Amit Segal, longer than usual for his It’s Noon in Israel newsletter, posits the perennial faultline in Israel politics: Jewish vs Israeli.

“Jewish” and “Israeli” are simply the two tenets of Israel’s self-definition as a Jewish and democratic state ⁠— not in open contradiction, since most Israelis hold both, but forever rubbing against each other. Like asking whether strawberry-banana yogurt is more strawberry or banana, Israelis are endlessly asked, in one disguise or another, whether they are slightly more Jewish than democratic or the reverse. Once you see it, most of the news in the country ⁠— most push notifications, most studio shouting matches ⁠— dissolves into that same question, with a thin veneer of fresh event on top.

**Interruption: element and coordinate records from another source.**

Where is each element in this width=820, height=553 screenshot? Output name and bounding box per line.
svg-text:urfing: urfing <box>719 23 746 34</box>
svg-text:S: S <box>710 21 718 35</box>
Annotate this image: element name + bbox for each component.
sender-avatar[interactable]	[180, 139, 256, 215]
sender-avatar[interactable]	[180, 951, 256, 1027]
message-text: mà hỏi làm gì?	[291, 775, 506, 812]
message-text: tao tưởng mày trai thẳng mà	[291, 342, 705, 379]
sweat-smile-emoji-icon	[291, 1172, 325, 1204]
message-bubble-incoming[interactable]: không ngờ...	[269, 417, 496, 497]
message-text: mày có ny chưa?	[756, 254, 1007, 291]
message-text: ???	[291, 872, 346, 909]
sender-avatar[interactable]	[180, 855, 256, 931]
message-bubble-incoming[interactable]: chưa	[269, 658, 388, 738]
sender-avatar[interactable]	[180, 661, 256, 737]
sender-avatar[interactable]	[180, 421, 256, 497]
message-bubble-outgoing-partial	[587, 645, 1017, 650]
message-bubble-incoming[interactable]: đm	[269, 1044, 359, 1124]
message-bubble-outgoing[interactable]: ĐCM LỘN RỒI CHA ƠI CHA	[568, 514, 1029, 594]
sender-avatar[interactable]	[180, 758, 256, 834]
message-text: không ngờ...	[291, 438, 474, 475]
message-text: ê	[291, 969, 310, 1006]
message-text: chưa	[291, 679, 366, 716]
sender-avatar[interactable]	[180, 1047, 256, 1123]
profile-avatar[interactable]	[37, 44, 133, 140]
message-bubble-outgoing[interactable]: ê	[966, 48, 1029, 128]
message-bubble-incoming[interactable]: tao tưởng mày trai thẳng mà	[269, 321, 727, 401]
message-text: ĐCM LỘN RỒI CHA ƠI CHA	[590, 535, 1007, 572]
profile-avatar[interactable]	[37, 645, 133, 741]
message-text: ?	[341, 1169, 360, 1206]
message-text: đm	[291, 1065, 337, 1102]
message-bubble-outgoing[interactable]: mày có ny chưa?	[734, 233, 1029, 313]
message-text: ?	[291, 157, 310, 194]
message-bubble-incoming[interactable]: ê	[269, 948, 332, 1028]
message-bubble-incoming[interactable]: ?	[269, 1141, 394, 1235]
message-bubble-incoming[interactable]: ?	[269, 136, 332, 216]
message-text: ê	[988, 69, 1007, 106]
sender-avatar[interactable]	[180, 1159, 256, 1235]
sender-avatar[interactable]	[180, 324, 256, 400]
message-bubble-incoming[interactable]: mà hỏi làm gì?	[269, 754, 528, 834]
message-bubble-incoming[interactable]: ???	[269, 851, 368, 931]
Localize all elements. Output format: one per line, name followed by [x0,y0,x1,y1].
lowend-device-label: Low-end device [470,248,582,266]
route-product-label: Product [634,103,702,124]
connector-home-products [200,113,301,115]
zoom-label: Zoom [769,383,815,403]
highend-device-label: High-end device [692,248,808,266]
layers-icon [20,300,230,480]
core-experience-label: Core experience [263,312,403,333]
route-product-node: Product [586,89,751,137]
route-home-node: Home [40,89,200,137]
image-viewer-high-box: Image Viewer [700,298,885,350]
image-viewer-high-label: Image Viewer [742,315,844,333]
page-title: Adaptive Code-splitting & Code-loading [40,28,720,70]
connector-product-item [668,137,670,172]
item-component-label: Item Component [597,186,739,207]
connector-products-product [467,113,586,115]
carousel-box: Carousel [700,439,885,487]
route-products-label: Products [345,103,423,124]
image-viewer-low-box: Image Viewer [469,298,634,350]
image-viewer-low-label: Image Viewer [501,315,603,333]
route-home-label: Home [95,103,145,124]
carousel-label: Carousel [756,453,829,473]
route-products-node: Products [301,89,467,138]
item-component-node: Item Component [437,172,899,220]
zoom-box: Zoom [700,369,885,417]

Segal himself straddles the divide nicely, as does the society writ large, part and parcel of the fading Ashkenazi/Sephardi divide. In my thin slice of observation, secular Israelis who delight in eating swine abroad now light candles and recite more complete prayers at home for Friday night dinner than they used to ⁠— indeed holding Friday night dinner itself is the gateway. And there are so many gateways.

I do however take issue with Amit’s characterization of the Israeli/left side:

Of course we are Jewish, the left answers ⁠— the flag is essentially a prayer shawl, the emblem is the Temple menorah, every kindergartner comes home Friday with a challah ⁠— but that is the décor, not the purpose; the purpose is to be the only democracy in the Middle East.

Instead, it seems to me that people on this side, those of the “villa in the jungle” view, would rather just forget about the jungle; being “the only X in the Middle East” is merely apologetics, not identity. Rather, it’s about being a liberal democracy simply because that is the enlightened, obvious, natural thing to be; anyone with a Yiddisher kopf can see that. And as for the Right downgrading democracy to merely being the operating system, well, that’s what Judaism itself arguably is too, so being the OS is no small thing.